Will last Thursday’s bearish number from USDA on the number of acres of corn to be planted this year affect the rate of farmer selling? The value of that grain producers still hold did go down after the surprise from the government, and Mike Silver of Kokomo Grain said last week there had been an increase in corn movement prior to the report.
“Farmer selling activity for corn did pick up as farmers needed to generate some cash flow, some working capital to meet current expense needs. Now the recovery in the corn market was not as good as it was from a price standpoint for the soybean markets, so we didn’t see as much activity or buying or pricing in corn as we did soybeans, but yes it did pick up in the course of the last 7 days.”
Now with the downturn will farmers interested in selling go back to the waiting game?
“I do think that corn movement will slow up at this point as farmers go to the field and as they question perhaps the integrity of this large corn acreage number and look forward to some prices better than they could price additional bushels today. So yes I think that corn movement will slow and I think that the anticipation on the part of farmers is that we can see some rally off of this new low that we just put in the corn market.”
Friday the corn futures market continued to sell off and dipped below $3.50 for a time.

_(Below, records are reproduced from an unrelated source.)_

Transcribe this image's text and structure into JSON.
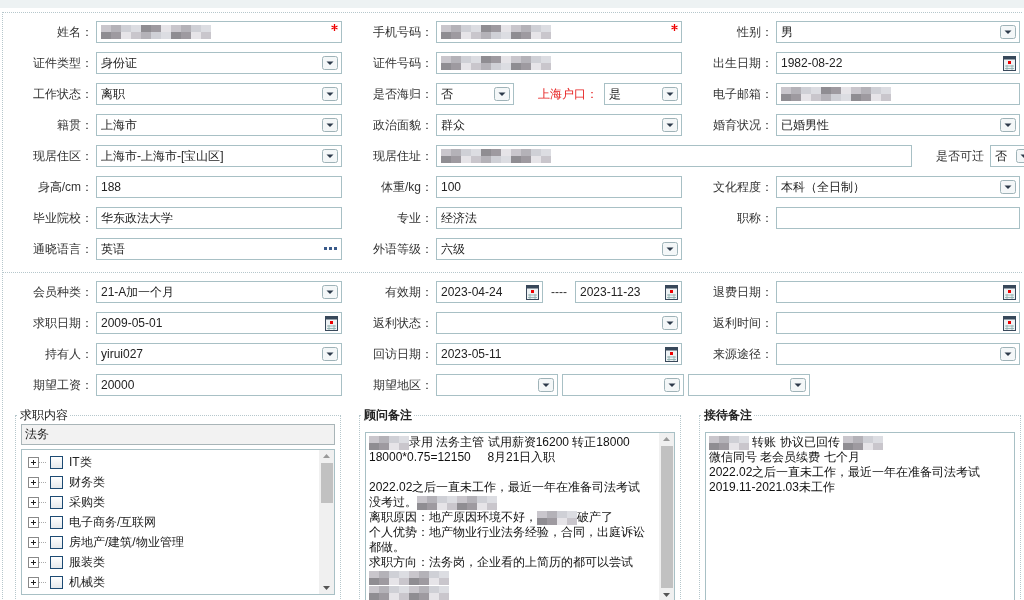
{
  "sections": [
    {
      "rows": [
        {
          "wide": false,
          "cells": [
            {
              "label": "姓名：",
              "parts": [
                {
                  "kind": "text",
                  "redacted": true,
                  "required": true
                }
              ]
            },
            {
              "label": "手机号码：",
              "parts": [
                {
                  "kind": "text",
                  "redacted": true,
                  "required": true
                }
              ]
            },
            {
              "label": "性别：",
              "parts": [
                {
                  "kind": "select",
                  "value": "男"
                }
              ]
            }
          ]
        },
        {
          "wide": false,
          "cells": [
            {
              "label": "证件类型：",
              "parts": [
                {
                  "kind": "select",
                  "value": "身份证"
                }
              ]
            },
            {
              "label": "证件号码：",
              "parts": [
                {
                  "kind": "text",
                  "redacted": true
                }
              ]
            },
            {
              "label": "出生日期：",
              "parts": [
                {
                  "kind": "date",
                  "value": "1982-08-22"
                }
              ]
            }
          ]
        },
        {
          "wide": false,
          "cells": [
            {
              "label": "工作状态：",
              "parts": [
                {
                  "kind": "select",
                  "value": "离职"
                }
              ]
            },
            {
              "label": "是否海归：",
              "parts": [
                {
                  "kind": "select",
                  "value": "否"
                },
                {
                  "kind": "label",
                  "text": "上海户口：",
                  "highlight": true
                },
                {
                  "kind": "select",
                  "value": "是"
                }
              ]
            },
            {
              "label": "电子邮箱：",
              "parts": [
                {
                  "kind": "text",
                  "redacted": true
                }
              ]
            }
          ]
        },
        {
          "wide": false,
          "cells": [
            {
              "label": "籍贯：",
              "parts": [
                {
                  "kind": "select",
                  "value": "上海市"
                }
              ]
            },
            {
              "label": "政治面貌：",
              "parts": [
                {
                  "kind": "select",
                  "value": "群众"
                }
              ]
            },
            {
              "label": "婚育状况：",
              "parts": [
                {
                  "kind": "select",
                  "value": "已婚男性"
                }
              ]
            }
          ]
        },
        {
          "wide": true,
          "cells": [
            {
              "label": "现居住区：",
              "parts": [
                {
                  "kind": "select",
                  "value": "上海市-上海市-[宝山区]"
                }
              ]
            },
            {
              "label": "现居住址：",
              "parts": [
                {
                  "kind": "text",
                  "redacted": true
                },
                {
                  "kind": "label",
                  "text": "是否可迁",
                  "highlight": false
                },
                {
                  "kind": "mini_select",
                  "value": "否"
                }
              ]
            }
          ]
        },
        {
          "wide": false,
          "cells": [
            {
              "label": "身高/cm：",
              "parts": [
                {
                  "kind": "text",
                  "value": "188"
                }
              ]
            },
            {
              "label": "体重/kg：",
              "parts": [
                {
                  "kind": "text",
                  "value": "100"
                }
              ]
            },
            {
              "label": "文化程度：",
              "parts": [
                {
                  "kind": "select",
                  "value": "本科（全日制）"
                }
              ]
            }
          ]
        },
        {
          "wide": false,
          "cells": [
            {
              "label": "毕业院校：",
              "parts": [
                {
                  "kind": "text",
                  "value": "华东政法大学"
                }
              ]
            },
            {
              "label": "专业：",
              "parts": [
                {
                  "kind": "text",
                  "value": "经济法"
                }
              ]
            },
            {
              "label": "职称：",
              "parts": [
                {
                  "kind": "text"
                }
              ]
            }
          ]
        },
        {
          "wide": false,
          "cells": [
            {
              "label": "通晓语言：",
              "parts": [
                {
                  "kind": "lookup",
                  "value": "英语"
                }
              ]
            },
            {
              "label": "外语等级：",
              "parts": [
                {
                  "kind": "select",
                  "value": "六级"
                }
              ]
            }
          ]
        }
      ]
    },
    {
      "rows": [
        {
          "wide": false,
          "cells": [
            {
              "label": "会员种类：",
              "parts": [
                {
                  "kind": "select",
                  "value": "21-A加一个月"
                }
              ]
            },
            {
              "label": "有效期：",
              "parts": [
                {
                  "kind": "date",
                  "value": "2023-04-24"
                },
                {
                  "kind": "dash",
                  "text": "----"
                },
                {
                  "kind": "date",
                  "value": "2023-11-23"
                }
              ]
            },
            {
              "label": "退费日期：",
              "parts": [
                {
                  "kind": "date"
                }
              ]
            }
          ]
        },
        {
          "wide": false,
          "cells": [
            {
              "label": "求职日期：",
              "parts": [
                {
                  "kind": "date",
                  "value": "2009-05-01"
                }
              ]
            },
            {
              "label": "返利状态：",
              "parts": [
                {
                  "kind": "select"
                }
              ]
            },
            {
              "label": "返利时间：",
              "parts": [
                {
                  "kind": "date"
                }
              ]
            }
          ]
        },
        {
          "wide": false,
          "cells": [
            {
              "label": "持有人：",
              "parts": [
                {
                  "kind": "select",
                  "value": "yirui027"
                }
              ]
            },
            {
              "label": "回访日期：",
              "parts": [
                {
                  "kind": "date",
                  "value": "2023-05-11"
                }
              ]
            },
            {
              "label": "来源途径：",
              "parts": [
                {
                  "kind": "select"
                }
              ]
            }
          ]
        },
        {
          "wide": true,
          "cells": [
            {
              "label": "期望工资：",
              "parts": [
                {
                  "kind": "text",
                  "value": "20000"
                }
              ]
            },
            {
              "label": "期望地区：",
              "parts": [
                {
                  "kind": "region_select"
                },
                {
                  "kind": "region_select"
                },
                {
                  "kind": "region_select"
                }
              ]
            }
          ]
        }
      ]
    }
  ],
  "job_panel": {
    "legend": "求职内容",
    "bold": false,
    "search": {
      "value": "法务"
    },
    "tree": [
      {
        "label": "IT类",
        "expanded": false,
        "checked": false
      },
      {
        "label": "财务类",
        "expanded": false,
        "checked": false
      },
      {
        "label": "采购类",
        "expanded": false,
        "checked": false
      },
      {
        "label": "电子商务/互联网",
        "expanded": false,
        "checked": false
      },
      {
        "label": "房地产/建筑/物业管理",
        "expanded": false,
        "checked": false
      },
      {
        "label": "服装类",
        "expanded": false,
        "checked": false
      },
      {
        "label": "机械类",
        "expanded": false,
        "checked": false
      }
    ]
  },
  "note_panels": [
    {
      "legend": "顾问备注",
      "bold": true,
      "scrollbar": true,
      "lines": [
        {
          "parts": [
            {
              "kind": "redacted"
            },
            {
              "kind": "text",
              "text": "录用 法务主管 试用薪资16200 转正18000"
            }
          ]
        },
        {
          "parts": [
            {
              "kind": "text",
              "text": "18000*0.75=12150     8月21日入职"
            }
          ]
        },
        {
          "gap_before": true,
          "parts": [
            {
              "kind": "text",
              "text": "2022.02之后一直未工作，最近一年在准备司法考试"
            }
          ]
        },
        {
          "parts": [
            {
              "kind": "text",
              "text": "没考过。"
            },
            {
              "kind": "redacted"
            },
            {
              "kind": "redacted"
            }
          ]
        },
        {
          "parts": [
            {
              "kind": "text",
              "text": "离职原因：地产原因环境不好，"
            },
            {
              "kind": "redacted"
            },
            {
              "kind": "text",
              "text": "破产了"
            }
          ]
        },
        {
          "parts": [
            {
              "kind": "text",
              "text": "个人优势：地产物业行业法务经验，合同，出庭诉讼"
            }
          ]
        },
        {
          "parts": [
            {
              "kind": "text",
              "text": "都做。"
            }
          ]
        },
        {
          "parts": [
            {
              "kind": "text",
              "text": "求职方向：法务岗，企业看的上简历的都可以尝试"
            }
          ]
        },
        {
          "parts": [
            {
              "kind": "redacted"
            },
            {
              "kind": "redacted"
            }
          ]
        },
        {
          "parts": [
            {
              "kind": "redacted"
            },
            {
              "kind": "redacted"
            }
          ]
        }
      ]
    },
    {
      "legend": "接待备注",
      "bold": true,
      "scrollbar": false,
      "lines": [
        {
          "parts": [
            {
              "kind": "redacted"
            },
            {
              "kind": "text",
              "text": " 转账 协议已回传 "
            },
            {
              "kind": "redacted"
            }
          ]
        },
        {
          "parts": [
            {
              "kind": "text",
              "text": "微信同号 老会员续费 七个月"
            }
          ]
        },
        {
          "parts": [
            {
              "kind": "text",
              "text": "2022.02之后一直未工作，最近一年在准备司法考试"
            }
          ]
        },
        {
          "parts": [
            {
              "kind": "text",
              "text": "2019.11-2021.03未工作"
            }
          ]
        }
      ]
    }
  ]
}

It then rallied to gain a couple of cents on the day. Silver says if the market can finally make its way back to $4.00, activity will definitely pick up.
“If we can ever get to $4 to $4.15 in the corn market, we will buy a lot of corn,” he told HAT. “There will be a lot of corn priced, but it’s going to take some effort and something to change now to get to those levels.”
Ethanol plant bids have been steady to stronger on the slowdown in farmer selling.